What do you keep a man around for who doesn't even take care of the family financially? My advice is to get divorced and then get your nursing degree, even if you have to go on welfare to do it.

:yeahthat:

My heart goes out to you. I have 2 kids and a husband, and mom who are not very supportive when it comes down to it.

Nothing beats a failure but to try :D

:twocents: There seems to be plenty of programs that have night/weekend and on-line options, with clinicals being the only time you attend classes. I think you could do it, but uit wouldn't be easy. You've got to have faith in yourself, first. Pray hard about it and if it is for you, it will happen when it is time.

Good luck to you :D

Thanks to you all for your kind words! I know I can do it...I am just scared. After being a stay at home mom for so long I feel like my brain has turned to mush!

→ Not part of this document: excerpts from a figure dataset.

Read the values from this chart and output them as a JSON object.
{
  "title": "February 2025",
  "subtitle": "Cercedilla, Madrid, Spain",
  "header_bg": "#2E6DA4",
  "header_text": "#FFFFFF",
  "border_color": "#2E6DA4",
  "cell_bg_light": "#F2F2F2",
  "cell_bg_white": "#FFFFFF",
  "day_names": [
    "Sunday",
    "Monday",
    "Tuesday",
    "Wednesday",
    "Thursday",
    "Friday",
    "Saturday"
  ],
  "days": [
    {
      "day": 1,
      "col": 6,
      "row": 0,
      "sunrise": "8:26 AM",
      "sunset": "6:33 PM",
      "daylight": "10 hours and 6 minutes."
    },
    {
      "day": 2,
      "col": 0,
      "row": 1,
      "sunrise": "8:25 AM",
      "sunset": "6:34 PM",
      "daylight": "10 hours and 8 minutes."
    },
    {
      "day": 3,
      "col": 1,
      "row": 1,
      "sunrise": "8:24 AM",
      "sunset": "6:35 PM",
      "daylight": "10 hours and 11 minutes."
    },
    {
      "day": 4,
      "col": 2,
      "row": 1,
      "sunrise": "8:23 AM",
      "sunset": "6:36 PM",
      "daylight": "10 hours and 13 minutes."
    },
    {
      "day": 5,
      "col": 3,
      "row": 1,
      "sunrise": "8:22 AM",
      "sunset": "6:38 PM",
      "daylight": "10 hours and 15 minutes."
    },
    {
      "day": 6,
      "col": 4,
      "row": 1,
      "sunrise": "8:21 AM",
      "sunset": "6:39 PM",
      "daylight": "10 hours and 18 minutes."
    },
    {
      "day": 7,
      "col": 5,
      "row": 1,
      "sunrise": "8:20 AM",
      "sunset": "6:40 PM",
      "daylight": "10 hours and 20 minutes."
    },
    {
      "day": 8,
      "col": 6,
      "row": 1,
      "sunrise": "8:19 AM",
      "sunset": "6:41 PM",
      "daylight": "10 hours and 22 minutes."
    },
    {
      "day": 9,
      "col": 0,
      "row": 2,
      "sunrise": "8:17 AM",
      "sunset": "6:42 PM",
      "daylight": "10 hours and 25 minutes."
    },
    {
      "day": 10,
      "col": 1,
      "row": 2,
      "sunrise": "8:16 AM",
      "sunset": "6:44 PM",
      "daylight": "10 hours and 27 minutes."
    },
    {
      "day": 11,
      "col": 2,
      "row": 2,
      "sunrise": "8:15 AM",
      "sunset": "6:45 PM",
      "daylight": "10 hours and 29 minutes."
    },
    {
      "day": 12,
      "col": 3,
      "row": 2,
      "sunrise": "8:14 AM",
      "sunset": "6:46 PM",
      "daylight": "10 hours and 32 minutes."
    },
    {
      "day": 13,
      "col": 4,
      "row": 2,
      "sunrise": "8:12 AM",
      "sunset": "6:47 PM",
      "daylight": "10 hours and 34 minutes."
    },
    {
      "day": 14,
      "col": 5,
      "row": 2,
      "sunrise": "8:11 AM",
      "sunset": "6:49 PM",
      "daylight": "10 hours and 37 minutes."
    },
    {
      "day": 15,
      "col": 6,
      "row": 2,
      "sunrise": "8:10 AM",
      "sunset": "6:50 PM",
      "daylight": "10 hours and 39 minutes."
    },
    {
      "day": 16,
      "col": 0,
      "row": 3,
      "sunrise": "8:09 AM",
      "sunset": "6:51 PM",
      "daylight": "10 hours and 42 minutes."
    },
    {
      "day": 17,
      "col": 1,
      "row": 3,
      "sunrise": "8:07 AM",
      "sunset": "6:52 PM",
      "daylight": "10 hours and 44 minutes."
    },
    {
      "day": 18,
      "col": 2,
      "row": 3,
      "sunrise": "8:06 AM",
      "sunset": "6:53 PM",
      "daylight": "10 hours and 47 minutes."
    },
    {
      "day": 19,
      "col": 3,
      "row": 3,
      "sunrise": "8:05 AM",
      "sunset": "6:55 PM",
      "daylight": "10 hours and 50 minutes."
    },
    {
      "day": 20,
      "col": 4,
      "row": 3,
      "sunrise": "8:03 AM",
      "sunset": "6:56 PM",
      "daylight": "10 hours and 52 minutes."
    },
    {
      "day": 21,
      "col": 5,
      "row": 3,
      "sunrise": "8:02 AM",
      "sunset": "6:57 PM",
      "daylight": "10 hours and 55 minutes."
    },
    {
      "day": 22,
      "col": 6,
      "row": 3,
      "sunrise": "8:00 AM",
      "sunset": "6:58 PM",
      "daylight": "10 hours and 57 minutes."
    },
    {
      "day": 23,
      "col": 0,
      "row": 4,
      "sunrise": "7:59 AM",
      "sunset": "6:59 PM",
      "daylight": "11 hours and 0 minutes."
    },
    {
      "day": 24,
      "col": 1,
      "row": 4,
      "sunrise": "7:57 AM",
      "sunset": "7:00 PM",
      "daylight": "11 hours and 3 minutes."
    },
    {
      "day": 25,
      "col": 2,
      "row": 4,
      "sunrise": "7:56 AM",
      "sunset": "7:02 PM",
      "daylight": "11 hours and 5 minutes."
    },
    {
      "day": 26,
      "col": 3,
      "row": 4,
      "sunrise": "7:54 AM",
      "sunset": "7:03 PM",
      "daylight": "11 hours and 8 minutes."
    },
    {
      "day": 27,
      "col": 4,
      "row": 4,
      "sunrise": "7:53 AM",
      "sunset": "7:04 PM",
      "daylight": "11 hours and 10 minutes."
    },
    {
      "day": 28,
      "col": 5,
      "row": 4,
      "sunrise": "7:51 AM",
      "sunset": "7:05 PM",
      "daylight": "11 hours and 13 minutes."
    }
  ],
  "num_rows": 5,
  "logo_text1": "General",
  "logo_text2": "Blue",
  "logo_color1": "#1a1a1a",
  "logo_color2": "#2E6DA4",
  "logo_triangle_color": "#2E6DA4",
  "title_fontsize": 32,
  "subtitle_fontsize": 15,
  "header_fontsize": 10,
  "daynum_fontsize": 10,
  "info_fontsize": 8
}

I'm a newbie and this is my first post here. Your thread jumped out at me because I'm very much in the same situation. I want to change careers and have applied at a local university with a post-bachalaureate program, as I have a Bachelor's degree already. My husband is borderline supportive and we have two young kids, and I work full time outside the home. I often find myself wondering do I really want to pursue this? Oh but I do, and in the worst way. I'd need to catch up on a few generals first, then get CNA, then apply to the nursing program. I'm nervous too!

I don't mean to change the subject here, but I read a few posters who complain that their husbands are no help or support. Being a father myself, this annoys me to no end (I often say that is why I never dated or married a man ;) )

But why have multiple kids with such deadbeats?!?!?!?!?! Don't you know you have to train them on the first kid (ok there is a hint of sarcasm on that one).

Also, as far as the poster saying her husband isn't involved b/c he works nightshift and has other duties is no excuse!!! We as nurses also work nightshift and have other duties (ie ACLS, PALS, mandatory training etc...) yet you would not use that as an excuse to absolve yourself from parental duty?

Give yourself credit but also stand up for yourself! Just because we are in a caregiving role, do not become caretaker for all! Sometimes the enabler needs to step back and realize what they've gotten themselves into.

Anyway, to the original poster, good luck, you can do it, sounds like you've been through alot in your life. Adversity builds character (I always say), you are tougher than you think.